Бег, тревога, погоня. В меня летят стрелы, топоры, пули, ножи или камни. Меня настигает роковое оружие, и я погружаюсь во мрак. Кем только я не был, как только не умирал. Я уходил мучительно, храбро, в панике и даже в танце. Я проваливался в пустоту, тонул в реке и горел в агонии, будто по венам пускали обжигающий яд. На смену свету и боли всегда приходила тьма, чтобы возродиться плачем ребёнка и новым рассветом, прибавляя следующего Я.

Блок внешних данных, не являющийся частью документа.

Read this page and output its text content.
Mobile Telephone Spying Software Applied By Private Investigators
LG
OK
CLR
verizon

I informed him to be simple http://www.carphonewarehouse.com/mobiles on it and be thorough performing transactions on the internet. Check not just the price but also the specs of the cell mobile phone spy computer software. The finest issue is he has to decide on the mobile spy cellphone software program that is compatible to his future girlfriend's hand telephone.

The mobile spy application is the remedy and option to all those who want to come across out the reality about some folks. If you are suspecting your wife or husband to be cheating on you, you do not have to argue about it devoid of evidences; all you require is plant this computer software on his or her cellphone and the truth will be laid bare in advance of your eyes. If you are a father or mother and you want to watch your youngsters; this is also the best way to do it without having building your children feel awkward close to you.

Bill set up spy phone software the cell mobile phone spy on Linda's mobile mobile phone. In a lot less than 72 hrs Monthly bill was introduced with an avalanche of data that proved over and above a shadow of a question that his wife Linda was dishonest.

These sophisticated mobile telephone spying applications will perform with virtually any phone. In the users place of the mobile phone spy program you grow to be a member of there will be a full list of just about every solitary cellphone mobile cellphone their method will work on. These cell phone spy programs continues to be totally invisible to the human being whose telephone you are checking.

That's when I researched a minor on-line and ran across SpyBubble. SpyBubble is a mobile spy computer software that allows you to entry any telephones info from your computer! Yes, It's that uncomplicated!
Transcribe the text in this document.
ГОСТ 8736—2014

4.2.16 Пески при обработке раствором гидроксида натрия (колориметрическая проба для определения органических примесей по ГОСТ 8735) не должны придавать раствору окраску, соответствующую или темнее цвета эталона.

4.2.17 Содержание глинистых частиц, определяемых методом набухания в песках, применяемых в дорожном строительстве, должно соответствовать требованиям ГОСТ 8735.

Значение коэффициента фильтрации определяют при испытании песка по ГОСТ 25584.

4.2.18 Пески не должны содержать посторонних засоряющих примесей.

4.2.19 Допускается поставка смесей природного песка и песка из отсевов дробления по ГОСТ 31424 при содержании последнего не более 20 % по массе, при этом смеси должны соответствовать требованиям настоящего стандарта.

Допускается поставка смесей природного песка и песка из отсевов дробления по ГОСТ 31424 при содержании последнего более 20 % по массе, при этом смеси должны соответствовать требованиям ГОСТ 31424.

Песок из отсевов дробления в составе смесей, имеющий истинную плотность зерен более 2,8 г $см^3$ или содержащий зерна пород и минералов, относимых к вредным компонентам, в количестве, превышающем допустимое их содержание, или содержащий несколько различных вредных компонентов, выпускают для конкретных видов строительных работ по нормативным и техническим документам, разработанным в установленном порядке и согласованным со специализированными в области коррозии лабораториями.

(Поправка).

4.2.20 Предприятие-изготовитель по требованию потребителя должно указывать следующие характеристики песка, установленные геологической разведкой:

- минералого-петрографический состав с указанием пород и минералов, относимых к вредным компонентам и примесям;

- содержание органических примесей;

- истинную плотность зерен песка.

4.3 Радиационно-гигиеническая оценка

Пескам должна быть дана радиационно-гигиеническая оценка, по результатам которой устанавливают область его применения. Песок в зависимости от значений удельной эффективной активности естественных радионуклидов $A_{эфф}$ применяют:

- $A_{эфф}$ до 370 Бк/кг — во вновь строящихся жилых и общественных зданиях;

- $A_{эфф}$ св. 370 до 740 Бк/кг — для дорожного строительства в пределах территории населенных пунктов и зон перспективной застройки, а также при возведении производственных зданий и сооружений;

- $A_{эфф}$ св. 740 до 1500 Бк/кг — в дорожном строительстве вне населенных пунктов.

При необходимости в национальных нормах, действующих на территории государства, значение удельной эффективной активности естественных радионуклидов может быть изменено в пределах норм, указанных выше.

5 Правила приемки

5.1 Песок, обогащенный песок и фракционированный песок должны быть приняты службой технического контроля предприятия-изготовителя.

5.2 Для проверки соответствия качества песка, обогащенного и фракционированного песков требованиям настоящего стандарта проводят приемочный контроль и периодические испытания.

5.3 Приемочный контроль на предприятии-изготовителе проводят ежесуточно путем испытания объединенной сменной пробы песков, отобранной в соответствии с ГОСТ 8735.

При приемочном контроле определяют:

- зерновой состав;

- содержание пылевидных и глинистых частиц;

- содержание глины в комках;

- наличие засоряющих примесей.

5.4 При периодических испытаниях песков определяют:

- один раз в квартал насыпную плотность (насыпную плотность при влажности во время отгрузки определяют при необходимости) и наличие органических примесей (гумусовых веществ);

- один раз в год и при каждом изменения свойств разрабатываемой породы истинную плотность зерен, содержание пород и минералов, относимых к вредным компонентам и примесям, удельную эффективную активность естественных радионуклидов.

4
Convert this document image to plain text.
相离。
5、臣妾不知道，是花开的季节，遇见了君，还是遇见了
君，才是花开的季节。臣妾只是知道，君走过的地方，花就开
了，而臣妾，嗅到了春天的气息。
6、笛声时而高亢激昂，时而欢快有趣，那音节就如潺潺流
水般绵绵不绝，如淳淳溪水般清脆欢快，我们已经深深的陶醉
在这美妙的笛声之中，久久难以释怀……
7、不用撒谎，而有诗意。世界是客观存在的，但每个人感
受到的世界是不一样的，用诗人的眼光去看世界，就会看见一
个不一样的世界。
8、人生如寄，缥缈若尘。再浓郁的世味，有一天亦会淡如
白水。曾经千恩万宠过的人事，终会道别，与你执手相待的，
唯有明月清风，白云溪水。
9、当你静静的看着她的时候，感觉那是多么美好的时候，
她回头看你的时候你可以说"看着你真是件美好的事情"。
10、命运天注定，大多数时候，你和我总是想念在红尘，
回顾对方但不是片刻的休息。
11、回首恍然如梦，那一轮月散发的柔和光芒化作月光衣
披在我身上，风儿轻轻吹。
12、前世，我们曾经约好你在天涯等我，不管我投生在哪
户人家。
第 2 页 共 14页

Неразумно торопить время, задирая бравадой вселенских Творцов. Мне никогда не понять прыгающих в пропасть безумцев или храбрецов, лазающих без страховки по небоскрёбам, словно они не люди, а голодные пауки. Я имею право сказать всем глупцам: остановитесь!.. оттого что мне открылась часть мира, о которой никто не помнит. Меня не терзает вопрос, что за гранью любви и света. Мне не нужно гадать, для чего дана жизнь, поскольку ночью я вспоминаю, как рождался и умирал, – а умирать всегда страшно и болезненно. Я призываю безрассудных юнцов: не дёргайте смерть за невидимые нити, не играйте с ней в жмурки, не дразните её, потому что она всегда побеждает. И неизвестно, что станет с вашим будущим, если вы убьёте себя сами – даже с наивной целью покорить мифический страх.
***
Я знаю, что ни разу не дожил до двадцати лет. Мне напоминают об этом каждую ночь. Все пятьдесят голосов сожалеют о нашем скором уходе и думают под луной, как перешагнуть границу.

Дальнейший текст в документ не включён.